The union’s stance comes following the announcement that members of the Irish Nurses and Midwives Organisation are to hold a series of 24-hour strikes starting on January 30.
However Siptu Health Division Organiser Paul Bell said his union - which has some 4,000 members in nursing - believes the INMO decision could jeopardise the Public Service Agreement.
“Our comrades in the INMO are pursuing a particular strategy in a particular way, we are pursuing a strategy for nurses’ pay through the Public Service Agreement,” Mr Bell said.
He said that while it will be a ‘difficult challenge’ for Siptu members to walk past an INMO picket, his union does not share the nursing union's opinion that the improvements they seek will not bring down the broader public sector pay agreement.
“We do not believe that stepping outside process will deliver what we want to achieve over the short to medium term," Mr Bell told RTÉ Radio 1’s Today programme. “This year, in September, there's a 1.75% pay increase due under the Public Service Agreement and in October next year there's a 2% agreed pay increase due. We are also concerned that if we get involved in disputes outside of process that those payments will be withheld from our members. Government are indicating that to us all the time.
“We’re pursuing the strategy of making sure that our members are getting the benefits of the public service agreements and indeed whatever comes out of future negotiations."

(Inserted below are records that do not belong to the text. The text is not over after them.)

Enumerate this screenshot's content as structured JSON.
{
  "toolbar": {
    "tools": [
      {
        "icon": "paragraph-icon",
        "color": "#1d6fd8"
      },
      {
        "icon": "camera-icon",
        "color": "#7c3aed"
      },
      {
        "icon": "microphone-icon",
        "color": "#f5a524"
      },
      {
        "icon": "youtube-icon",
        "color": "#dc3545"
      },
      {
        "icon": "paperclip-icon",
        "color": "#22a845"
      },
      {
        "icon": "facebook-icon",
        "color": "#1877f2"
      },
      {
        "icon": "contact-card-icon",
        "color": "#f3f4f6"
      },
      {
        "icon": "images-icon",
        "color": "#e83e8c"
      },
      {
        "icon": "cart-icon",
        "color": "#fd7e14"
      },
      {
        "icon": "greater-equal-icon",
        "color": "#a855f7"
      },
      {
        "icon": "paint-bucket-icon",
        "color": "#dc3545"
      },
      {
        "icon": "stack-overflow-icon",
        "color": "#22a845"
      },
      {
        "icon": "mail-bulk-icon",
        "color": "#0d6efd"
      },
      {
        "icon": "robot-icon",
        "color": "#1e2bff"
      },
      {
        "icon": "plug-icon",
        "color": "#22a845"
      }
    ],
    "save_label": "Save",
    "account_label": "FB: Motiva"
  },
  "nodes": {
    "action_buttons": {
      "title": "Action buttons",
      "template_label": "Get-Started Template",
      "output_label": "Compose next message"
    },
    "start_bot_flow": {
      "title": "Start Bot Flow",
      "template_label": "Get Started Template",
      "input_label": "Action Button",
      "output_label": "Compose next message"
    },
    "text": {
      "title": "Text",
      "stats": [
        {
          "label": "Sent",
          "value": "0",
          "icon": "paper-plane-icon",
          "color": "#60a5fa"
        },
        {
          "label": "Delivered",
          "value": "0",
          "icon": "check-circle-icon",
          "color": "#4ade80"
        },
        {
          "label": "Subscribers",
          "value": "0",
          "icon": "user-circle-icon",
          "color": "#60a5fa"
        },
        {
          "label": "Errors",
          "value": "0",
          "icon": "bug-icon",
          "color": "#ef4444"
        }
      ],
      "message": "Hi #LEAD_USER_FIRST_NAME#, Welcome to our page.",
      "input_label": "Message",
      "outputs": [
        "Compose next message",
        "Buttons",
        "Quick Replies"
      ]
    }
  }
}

Speaking on the same programme, Dave Hughes, Deputy Secretary General of the INMO said Siptu was entitled to its opinion but what his members are seeking is pay restoration following recession-era cuts, not pay increases.
He also said that those who accuse striking nurses of jeopardising patient health are “ignoring the risks that are big run every day in our in our public health service”.
“We have four or five hospitals that are continuously in what is called full capacity protocol, which means all their beds are full and they have additional beds in spaces between beds.
“That is highly risky, doctors are coming out to say that there are unnecessary deaths happening because of overcrowding, and there's empirical evidence to prove it.
“So to ignore and pretend that we have a perfect health system when we don't where a large part of that problem is the inability to recruit and retain nurses is not living in reality,” he said.
According to the INMO's Trolley Watch there were 565 patients on trolleys yesterday.
Cork University Hospital had the highest number with 70 patients on trolleys, according to the INMO.